3) Комиссия ЦК по политделам докладывает Политбюро ЦК ВКП(б) о всех тех делах, которые считает имеющими общественно-политическое значение, для получения соответствующих директив и передачи таковых на места судебным органам;

4) Никаких непосредственных директив парторганизациям и судам по существу рассмотренных дел Политкомиссии (где они имеются) не дают".

Члены политкомиссии в 1927 году отбили даже атаку прокурора Верховного суда СССР Красикова, пытавшегося войти в ее состав. Он доказывал, что, как главный прокурор страны, должен быть членом политкомиссии, но ее фактический руководитель — заместитель наркома юстиции РСФСР Николай Крыленко писал секретариату ЦК:

"Комиссия по политическим делам при Политбюро ЦК организована исключительно как партийный орган, для того чтобы ставить Центральный Комитет партии в известность о всех проходящих через судебные учреждения делах, имеющих общеполитическое значение.
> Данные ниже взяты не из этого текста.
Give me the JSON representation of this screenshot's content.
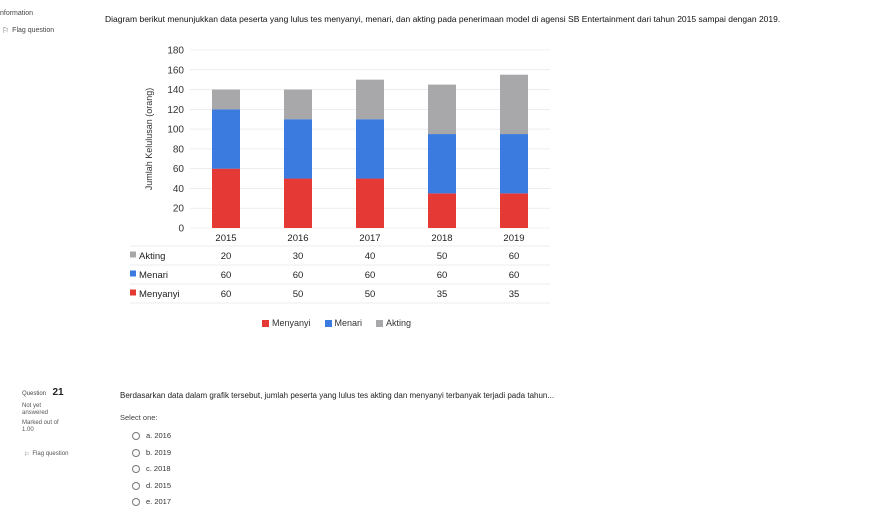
{
  "header": {
    "info_label": "nformation",
    "flag_label": "Flag question"
  },
  "description": "Diagram berikut menunjukkan data peserta yang lulus tes menyanyi, menari, dan akting pada penerimaan model di agensi SB Entertainment dari tahun 2015 sampai dengan 2019.",
  "chart_data": {
    "type": "bar",
    "stacked": true,
    "categories": [
      "2015",
      "2016",
      "2017",
      "2018",
      "2019"
    ],
    "series": [
      {
        "name": "Menyanyi",
        "values": [
          60,
          50,
          50,
          35,
          35
        ],
        "color": "#e53935"
      },
      {
        "name": "Menari",
        "values": [
          60,
          60,
          60,
          60,
          60
        ],
        "color": "#3b7be0"
      },
      {
        "name": "Akting",
        "values": [
          20,
          30,
          40,
          50,
          60
        ],
        "color": "#a8a8ab"
      }
    ],
    "ylabel": "Jumlah Kelulusan (orang)",
    "yticks": [
      "0",
      "20",
      "40",
      "60",
      "80",
      "100",
      "120",
      "140",
      "160",
      "180"
    ],
    "ylim": [
      0,
      180
    ],
    "table_rows": [
      {
        "label": "Akting",
        "values": [
          "20",
          "30",
          "40",
          "50",
          "60"
        ]
      },
      {
        "label": "Menari",
        "values": [
          "60",
          "60",
          "60",
          "60",
          "60"
        ]
      },
      {
        "label": "Menyanyi",
        "values": [
          "60",
          "50",
          "50",
          "35",
          "35"
        ]
      }
    ],
    "legend": [
      "Menyanyi",
      "Menari",
      "Akting"
    ],
    "legend_position": "bottom"
  },
  "question": {
    "label": "Question",
    "number": "21",
    "status_1": "Not yet",
    "status_2": "answered",
    "marked_1": "Marked out of",
    "marked_2": "1.00",
    "flag_label": "Flag question",
    "text": "Berdasarkan data dalam grafik tersebut, jumlah peserta yang lulus tes akting dan menyanyi terbanyak terjadi pada tahun...",
    "select_one": "Select one:",
    "options": [
      "a. 2016",
      "b. 2019",
      "c. 2018",
      "d. 2015",
      "e. 2017"
    ]
  }
}
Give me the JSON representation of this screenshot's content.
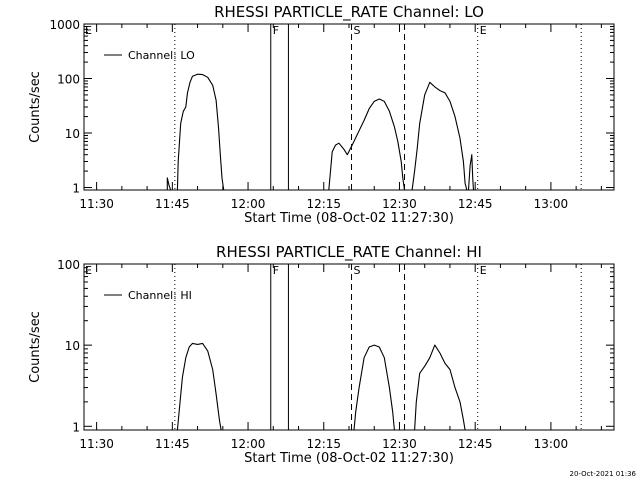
{
  "chart_data": [
    {
      "type": "line",
      "title": "RHESSI PARTICLE_RATE Channel: LO",
      "xlabel": "Start Time (08-Oct-02 11:27:30)",
      "ylabel": "Counts/sec",
      "yscale": "log",
      "ylim": [
        0.9,
        1000
      ],
      "xlim": [
        "11:27:30",
        "13:12:30"
      ],
      "xticks": [
        "11:30",
        "11:45",
        "12:00",
        "12:15",
        "12:30",
        "12:45",
        "13:00"
      ],
      "yticks": [
        "1",
        "10",
        "100",
        "1000"
      ],
      "legend": "Channel: LO",
      "legend_position": "top-left",
      "grid": false,
      "markers": [
        {
          "time": "11:45:30",
          "label": "",
          "style": "dotted"
        },
        {
          "time": "12:04:30",
          "label": "F",
          "style": "solid"
        },
        {
          "time": "12:08:00",
          "label": "",
          "style": "solid"
        },
        {
          "time": "12:20:30",
          "label": "S",
          "style": "dashed"
        },
        {
          "time": "12:31:00",
          "label": "",
          "style": "dashed"
        },
        {
          "time": "12:45:30",
          "label": "E",
          "style": "dotted"
        },
        {
          "time": "13:06:00",
          "label": "",
          "style": "dotted"
        }
      ],
      "edge_labels": [
        "E"
      ],
      "series": [
        {
          "name": "Channel: LO",
          "segments": [
            [
              [
                "11:44:00",
                0.9
              ],
              [
                "11:44:00",
                1.5
              ],
              [
                "11:44:20",
                1.1
              ],
              [
                "11:44:40",
                0.9
              ]
            ],
            [
              [
                "11:46:00",
                0.9
              ],
              [
                "11:46:10",
                3
              ],
              [
                "11:46:40",
                15
              ],
              [
                "11:47:10",
                25
              ],
              [
                "11:47:40",
                30
              ],
              [
                "11:48:00",
                55
              ],
              [
                "11:48:30",
                85
              ],
              [
                "11:49:00",
                110
              ],
              [
                "11:50:00",
                120
              ],
              [
                "11:51:00",
                118
              ],
              [
                "11:52:00",
                105
              ],
              [
                "11:53:00",
                75
              ],
              [
                "11:53:40",
                40
              ],
              [
                "11:54:10",
                12
              ],
              [
                "11:54:30",
                4
              ],
              [
                "11:54:50",
                1.5
              ],
              [
                "11:55:10",
                0.9
              ]
            ],
            [
              [
                "12:16:00",
                0.9
              ],
              [
                "12:16:20",
                2
              ],
              [
                "12:16:40",
                4.5
              ],
              [
                "12:17:20",
                6
              ],
              [
                "12:18:00",
                6.5
              ],
              [
                "12:19:00",
                5
              ],
              [
                "12:19:40",
                4
              ],
              [
                "12:21:00",
                7
              ],
              [
                "12:22:00",
                11
              ],
              [
                "12:23:00",
                17
              ],
              [
                "12:24:00",
                28
              ],
              [
                "12:25:00",
                38
              ],
              [
                "12:26:00",
                42
              ],
              [
                "12:27:00",
                38
              ],
              [
                "12:28:00",
                25
              ],
              [
                "12:29:00",
                13
              ],
              [
                "12:29:40",
                7
              ],
              [
                "12:30:20",
                3
              ],
              [
                "12:30:40",
                1.5
              ],
              [
                "12:31:00",
                0.9
              ]
            ],
            [
              [
                "12:32:30",
                0.9
              ],
              [
                "12:33:00",
                2
              ],
              [
                "12:33:30",
                5
              ],
              [
                "12:34:00",
                15
              ],
              [
                "12:35:00",
                50
              ],
              [
                "12:36:00",
                85
              ],
              [
                "12:37:00",
                70
              ],
              [
                "12:38:00",
                60
              ],
              [
                "12:39:00",
                55
              ],
              [
                "12:40:00",
                38
              ],
              [
                "12:41:00",
                20
              ],
              [
                "12:42:00",
                8
              ],
              [
                "12:42:40",
                3
              ],
              [
                "12:43:00",
                1.2
              ],
              [
                "12:43:20",
                0.9
              ]
            ],
            [
              [
                "12:43:40",
                0.9
              ],
              [
                "12:44:00",
                2.5
              ],
              [
                "12:44:20",
                4
              ],
              [
                "12:44:30",
                1.5
              ],
              [
                "12:44:40",
                0.9
              ]
            ]
          ]
        }
      ]
    },
    {
      "type": "line",
      "title": "RHESSI PARTICLE_RATE Channel: HI",
      "xlabel": "Start Time (08-Oct-02 11:27:30)",
      "ylabel": "Counts/sec",
      "yscale": "log",
      "ylim": [
        0.9,
        100
      ],
      "xlim": [
        "11:27:30",
        "13:12:30"
      ],
      "xticks": [
        "11:30",
        "11:45",
        "12:00",
        "12:15",
        "12:30",
        "12:45",
        "13:00"
      ],
      "yticks": [
        "1",
        "10",
        "100"
      ],
      "legend": "Channel: HI",
      "legend_position": "top-left",
      "grid": false,
      "markers": [
        {
          "time": "11:45:30",
          "label": "",
          "style": "dotted"
        },
        {
          "time": "12:04:30",
          "label": "F",
          "style": "solid"
        },
        {
          "time": "12:08:00",
          "label": "",
          "style": "solid"
        },
        {
          "time": "12:20:30",
          "label": "S",
          "style": "dashed"
        },
        {
          "time": "12:31:00",
          "label": "",
          "style": "dashed"
        },
        {
          "time": "12:45:30",
          "label": "E",
          "style": "dotted"
        },
        {
          "time": "13:06:00",
          "label": "",
          "style": "dotted"
        }
      ],
      "edge_labels": [
        "E"
      ],
      "series": [
        {
          "name": "Channel: HI",
          "segments": [
            [
              [
                "11:46:00",
                0.9
              ],
              [
                "11:46:20",
                1.5
              ],
              [
                "11:47:00",
                4
              ],
              [
                "11:47:40",
                7
              ],
              [
                "11:48:20",
                9.5
              ],
              [
                "11:49:00",
                10.5
              ],
              [
                "11:50:00",
                10.2
              ],
              [
                "11:51:00",
                10.5
              ],
              [
                "11:52:00",
                8.5
              ],
              [
                "11:53:00",
                5
              ],
              [
                "11:53:40",
                2.5
              ],
              [
                "11:54:20",
                1.2
              ],
              [
                "11:54:40",
                0.9
              ]
            ],
            [
              [
                "12:21:00",
                0.9
              ],
              [
                "12:21:20",
                1.5
              ],
              [
                "12:22:00",
                3
              ],
              [
                "12:23:00",
                7
              ],
              [
                "12:24:00",
                9.5
              ],
              [
                "12:25:00",
                10
              ],
              [
                "12:26:00",
                9.5
              ],
              [
                "12:27:00",
                7
              ],
              [
                "12:28:00",
                3
              ],
              [
                "12:28:40",
                1.5
              ],
              [
                "12:29:00",
                0.9
              ]
            ],
            [
              [
                "12:33:00",
                0.9
              ],
              [
                "12:33:20",
                2
              ],
              [
                "12:34:00",
                4.5
              ],
              [
                "12:35:00",
                5.5
              ],
              [
                "12:36:00",
                7
              ],
              [
                "12:37:00",
                10
              ],
              [
                "12:38:00",
                8
              ],
              [
                "12:39:00",
                6
              ],
              [
                "12:40:00",
                5
              ],
              [
                "12:41:00",
                3
              ],
              [
                "12:42:00",
                2
              ],
              [
                "12:42:40",
                1.2
              ],
              [
                "12:43:00",
                0.9
              ]
            ]
          ]
        }
      ]
    }
  ],
  "footer": {
    "timestamp": "20-Oct-2021 01:36"
  }
}
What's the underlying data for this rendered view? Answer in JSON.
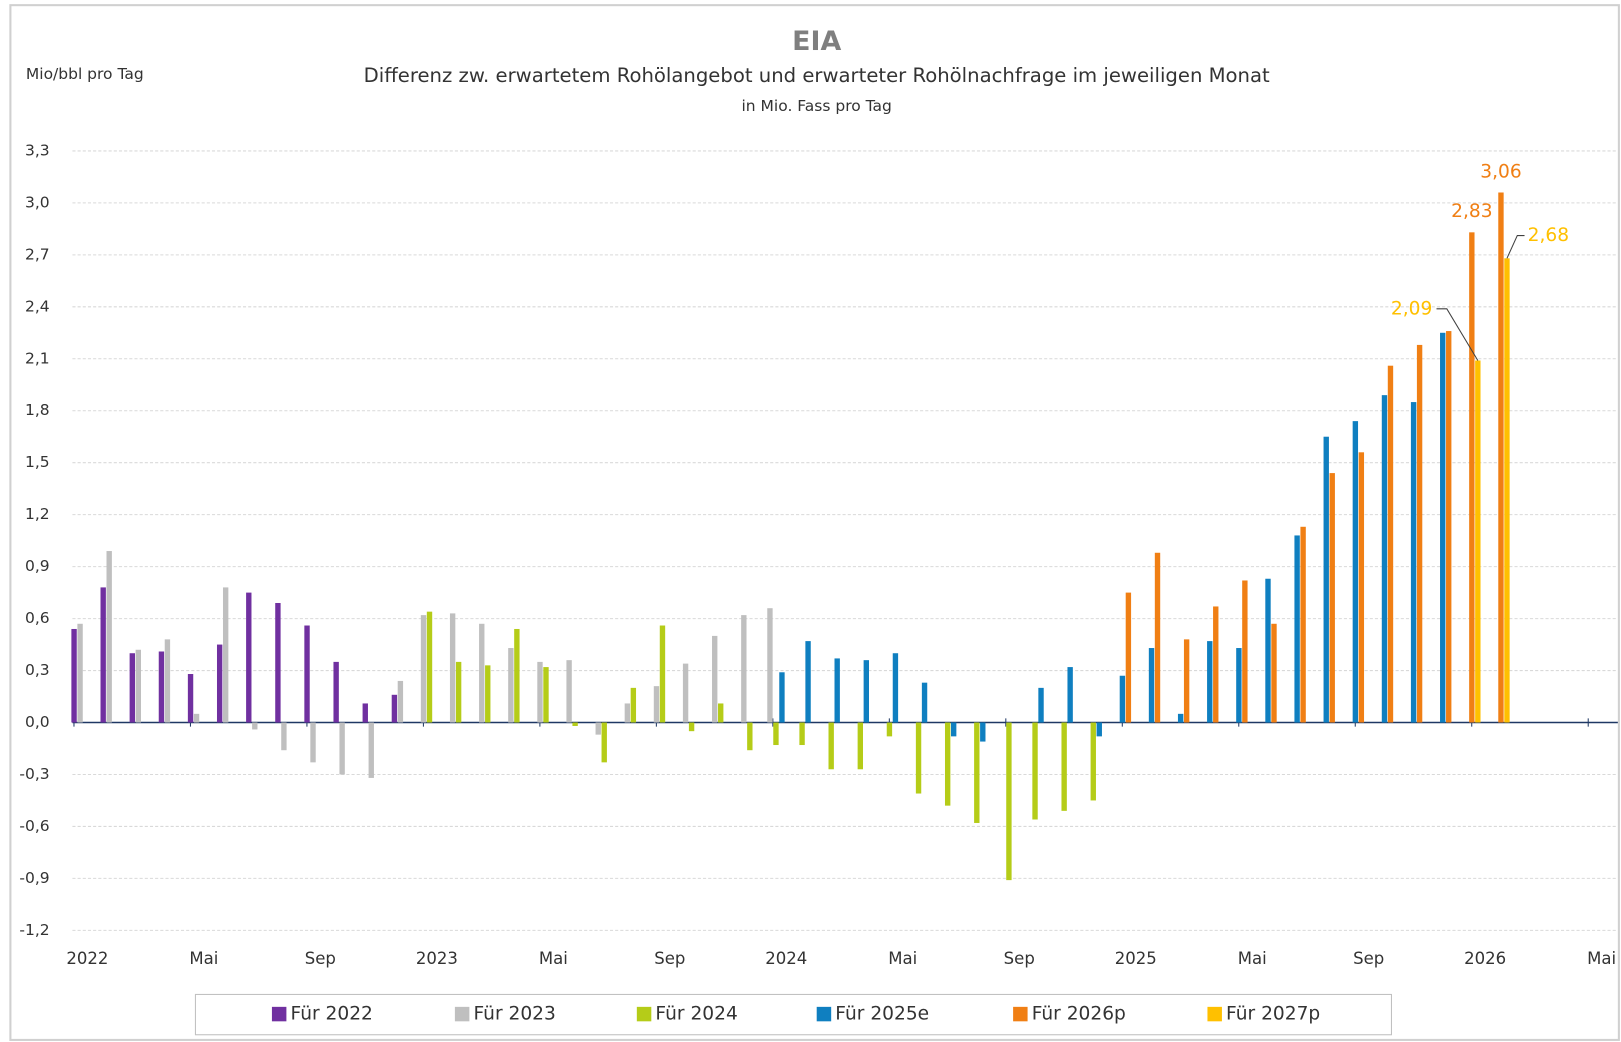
{
  "chart_data": {
    "type": "bar",
    "title": "EIA",
    "subtitle": "Differenz zw. erwartetem Rohölangebot und erwarteter Rohölnachfrage im jeweiligen Monat",
    "note": "in Mio. Fass pro Tag",
    "y_label": "Mio/bbl pro Tag",
    "categories": [
      "2022",
      null,
      null,
      null,
      "Mai",
      null,
      null,
      null,
      "Sep",
      null,
      null,
      null,
      "2023",
      null,
      null,
      null,
      "Mai",
      null,
      null,
      null,
      "Sep",
      null,
      null,
      null,
      "2024",
      null,
      null,
      null,
      "Mai",
      null,
      null,
      null,
      "Sep",
      null,
      null,
      null,
      "2025",
      null,
      null,
      null,
      "Mai",
      null,
      null,
      null,
      "Sep",
      null,
      null,
      null,
      "2026",
      null,
      null,
      null,
      "Mai"
    ],
    "ylim": [
      -1.2,
      3.3
    ],
    "yticks": [
      {
        "value": -1.2,
        "label": "-1,2"
      },
      {
        "value": -0.9,
        "label": "-0,9"
      },
      {
        "value": -0.6,
        "label": "-0,6"
      },
      {
        "value": -0.3,
        "label": "-0,3"
      },
      {
        "value": 0,
        "label": "0,0"
      },
      {
        "value": 0.3,
        "label": "0,3"
      },
      {
        "value": 0.6,
        "label": "0,6"
      },
      {
        "value": 0.9,
        "label": "0,9"
      },
      {
        "value": 1.2,
        "label": "1,2"
      },
      {
        "value": 1.5,
        "label": "1,5"
      },
      {
        "value": 1.8,
        "label": "1,8"
      },
      {
        "value": 2.1,
        "label": "2,1"
      },
      {
        "value": 2.4,
        "label": "2,4"
      },
      {
        "value": 2.7,
        "label": "2,7"
      },
      {
        "value": 3.0,
        "label": "3,0"
      },
      {
        "value": 3.3,
        "label": "3,3"
      }
    ],
    "grid": true,
    "legend": "bottom",
    "series": [
      {
        "name": "Für 2022",
        "color": "#7030a0",
        "values": [
          0.54,
          0.78,
          0.4,
          0.41,
          0.28,
          0.45,
          0.75,
          0.69,
          0.56,
          0.35,
          0.11,
          0.16,
          null,
          null,
          null,
          null,
          null,
          null,
          null,
          null,
          null,
          null,
          null,
          null,
          null,
          null,
          null,
          null,
          null,
          null,
          null,
          null,
          null,
          null,
          null,
          null,
          null,
          null,
          null,
          null,
          null,
          null,
          null,
          null,
          null,
          null,
          null,
          null,
          null,
          null,
          null,
          null,
          null
        ]
      },
      {
        "name": "Für 2023",
        "color": "#bfbfbf",
        "values": [
          0.57,
          0.99,
          0.42,
          0.48,
          0.05,
          0.78,
          -0.04,
          -0.16,
          -0.23,
          -0.3,
          -0.32,
          0.24,
          0.62,
          0.63,
          0.57,
          0.43,
          0.35,
          0.36,
          -0.07,
          0.11,
          0.21,
          0.34,
          0.5,
          0.62,
          0.66,
          null,
          null,
          null,
          null,
          null,
          null,
          null,
          null,
          null,
          null,
          null,
          null,
          null,
          null,
          null,
          null,
          null,
          null,
          null,
          null,
          null,
          null,
          null,
          null,
          null,
          null,
          null,
          null
        ]
      },
      {
        "name": "Für 2024",
        "color": "#b5cc18",
        "values": [
          null,
          null,
          null,
          null,
          null,
          null,
          null,
          null,
          null,
          null,
          null,
          null,
          0.64,
          0.35,
          0.33,
          0.54,
          0.32,
          -0.02,
          -0.23,
          0.2,
          0.56,
          -0.05,
          0.11,
          -0.16,
          -0.13,
          -0.13,
          -0.27,
          -0.27,
          -0.08,
          -0.41,
          -0.48,
          -0.58,
          -0.91,
          -0.56,
          -0.51,
          -0.45,
          null,
          null,
          null,
          null,
          null,
          null,
          null,
          null,
          null,
          null,
          null,
          null,
          null,
          null,
          null,
          null,
          null
        ]
      },
      {
        "name": "Für 2025e",
        "color": "#0f7fc0",
        "values": [
          null,
          null,
          null,
          null,
          null,
          null,
          null,
          null,
          null,
          null,
          null,
          null,
          null,
          null,
          null,
          null,
          null,
          null,
          null,
          null,
          null,
          null,
          null,
          null,
          0.29,
          0.47,
          0.37,
          0.36,
          0.4,
          0.23,
          -0.08,
          -0.11,
          null,
          0.2,
          0.32,
          -0.08,
          0.27,
          0.43,
          0.05,
          0.47,
          0.43,
          0.83,
          1.08,
          1.65,
          1.74,
          1.89,
          1.85,
          2.25,
          null,
          null,
          null,
          null,
          null
        ]
      },
      {
        "name": "Für 2026p",
        "color": "#f07f14",
        "values": [
          null,
          null,
          null,
          null,
          null,
          null,
          null,
          null,
          null,
          null,
          null,
          null,
          null,
          null,
          null,
          null,
          null,
          null,
          null,
          null,
          null,
          null,
          null,
          null,
          null,
          null,
          null,
          null,
          null,
          null,
          null,
          null,
          null,
          null,
          null,
          null,
          0.75,
          0.98,
          0.48,
          0.67,
          0.82,
          0.57,
          1.13,
          1.44,
          1.56,
          2.06,
          2.18,
          2.26,
          2.83,
          3.06,
          null,
          null,
          null
        ],
        "value_labels": [
          null,
          null,
          null,
          null,
          null,
          null,
          null,
          null,
          null,
          null,
          null,
          null,
          null,
          null,
          null,
          null,
          null,
          null,
          null,
          null,
          null,
          null,
          null,
          null,
          null,
          null,
          null,
          null,
          null,
          null,
          null,
          null,
          null,
          null,
          null,
          null,
          null,
          null,
          null,
          null,
          null,
          null,
          null,
          null,
          null,
          null,
          null,
          null,
          "2,83",
          "3,06",
          null,
          null,
          null
        ]
      },
      {
        "name": "Für 2027p",
        "color": "#ffc000",
        "values": [
          null,
          null,
          null,
          null,
          null,
          null,
          null,
          null,
          null,
          null,
          null,
          null,
          null,
          null,
          null,
          null,
          null,
          null,
          null,
          null,
          null,
          null,
          null,
          null,
          null,
          null,
          null,
          null,
          null,
          null,
          null,
          null,
          null,
          null,
          null,
          null,
          null,
          null,
          null,
          null,
          null,
          null,
          null,
          null,
          null,
          null,
          null,
          null,
          2.09,
          2.68,
          null,
          null,
          null
        ],
        "value_labels": [
          null,
          null,
          null,
          null,
          null,
          null,
          null,
          null,
          null,
          null,
          null,
          null,
          null,
          null,
          null,
          null,
          null,
          null,
          null,
          null,
          null,
          null,
          null,
          null,
          null,
          null,
          null,
          null,
          null,
          null,
          null,
          null,
          null,
          null,
          null,
          null,
          null,
          null,
          null,
          null,
          null,
          null,
          null,
          null,
          null,
          null,
          null,
          null,
          "2,09",
          "2,68",
          null,
          null,
          null
        ]
      }
    ]
  }
}
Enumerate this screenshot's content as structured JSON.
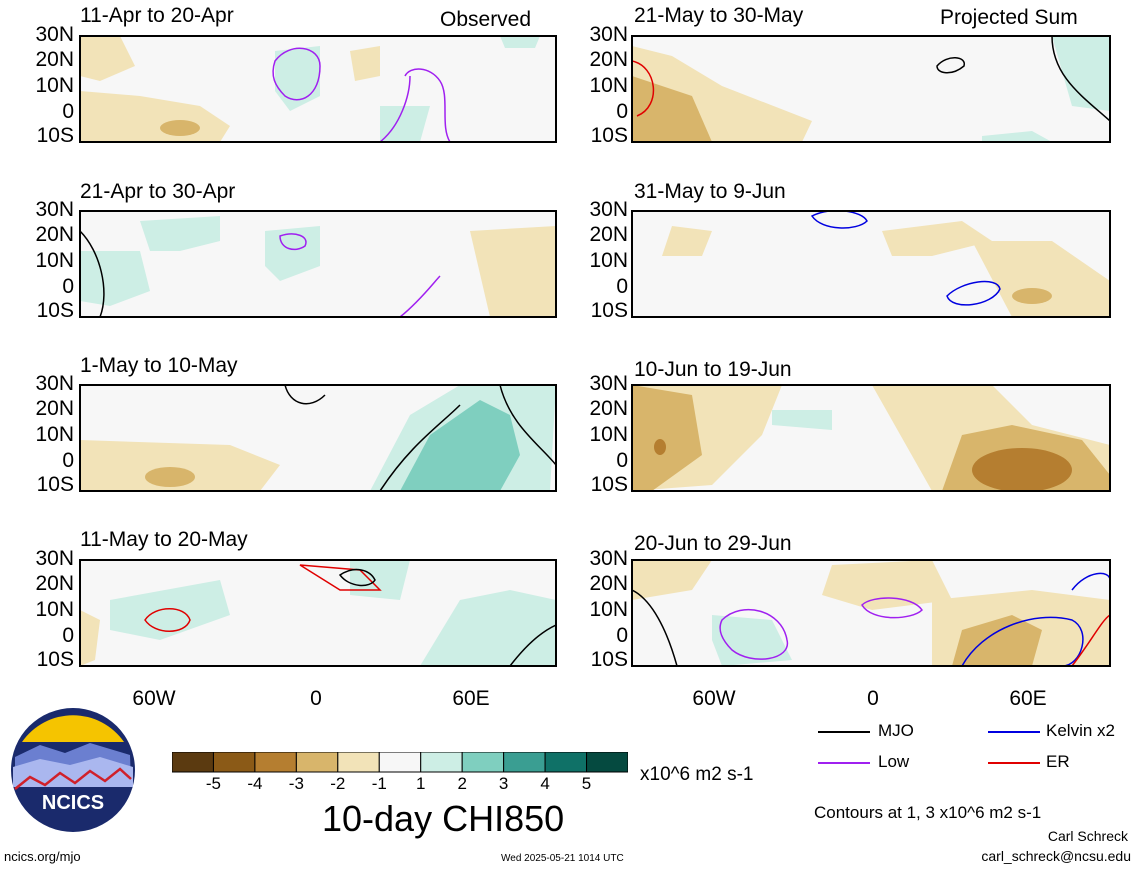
{
  "left_header": "Observed",
  "right_header": "Projected Sum",
  "panels_left": [
    {
      "title": "11-Apr to 20-Apr"
    },
    {
      "title": "21-Apr to 30-Apr"
    },
    {
      "title": "1-May to 10-May"
    },
    {
      "title": "11-May to 20-May"
    }
  ],
  "panels_right": [
    {
      "title": "21-May to 30-May"
    },
    {
      "title": "31-May to 9-Jun"
    },
    {
      "title": "10-Jun to 19-Jun"
    },
    {
      "title": "20-Jun to 29-Jun"
    }
  ],
  "lat_labels": [
    "30N",
    "20N",
    "10N",
    "0",
    "10S"
  ],
  "lon_labels": [
    "60W",
    "0",
    "60E"
  ],
  "colorbar": {
    "ticks": [
      "-5",
      "-4",
      "-3",
      "-2",
      "-1",
      "1",
      "2",
      "3",
      "4",
      "5"
    ],
    "colors": [
      "#5b3a10",
      "#8b5a17",
      "#b57e30",
      "#d8b56b",
      "#f2e3b8",
      "#f7f7f7",
      "#cdeee5",
      "#7fcfbf",
      "#3a9e92",
      "#0f7167",
      "#054a40"
    ],
    "units": "x10^6 m2 s-1",
    "title": "10-day CHI850"
  },
  "legend": {
    "items": [
      {
        "label": "MJO",
        "color": "#000000"
      },
      {
        "label": "Kelvin x2",
        "color": "#0000e0"
      },
      {
        "label": "Low",
        "color": "#a020f0"
      },
      {
        "label": "ER",
        "color": "#e00000"
      }
    ],
    "contours_note": "Contours at 1, 3 x10^6 m2 s-1"
  },
  "logo": {
    "text": "NCICS"
  },
  "footer": {
    "url": "ncics.org/mjo",
    "timestamp": "Wed 2025-05-21 1014 UTC",
    "author": "Carl Schreck",
    "email": "carl_schreck@ncsu.edu"
  }
}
Она сосредоточивает в себе все судебные дела всех союзных республик, независимо от того, в каком суде и в какой республике дело слушается.

Дела, проходящие через Верховный Суд Союза, представляют собой по количеству незначительную дробь процента всех дел, проходящих через Политкомиссию, и все поступают в Верховный Суд после того, как прошли Политкомиссию и Политбюро ЦК, если последнее сочло необходимым дать по этим делам какие-либо указания, и такой порядок не вызывал до сих пор никаких неудобств.

Включение в Политкомиссию как чисто партийный орган представительства Прокуратуры Верховного Суда Союза, о чем просит тов. Красиков, является поэтому излишним как по формальным основаниям, так как Политкомиссия ЦК не основана на принципе представительства учреждений, так и по существу, поскольку никаких деловых мотивов для такого пополнения состава Политкомиссии тов. Красиков в своем заявлении не привел.

Нынешний рабочий состав Политкомиссии (т.т. Крыленко, Менжинский и Шкирятов, юридически в нее входят: Курский, Менжинский и Сольц) представляется, равным образом, вполне достаточным.

Исходя из этих соображений Политкомиссия полагала бы предложение тов. Красикова о пополнении им ее состава отклонить".

"Категорически подтвердить прежнее решение"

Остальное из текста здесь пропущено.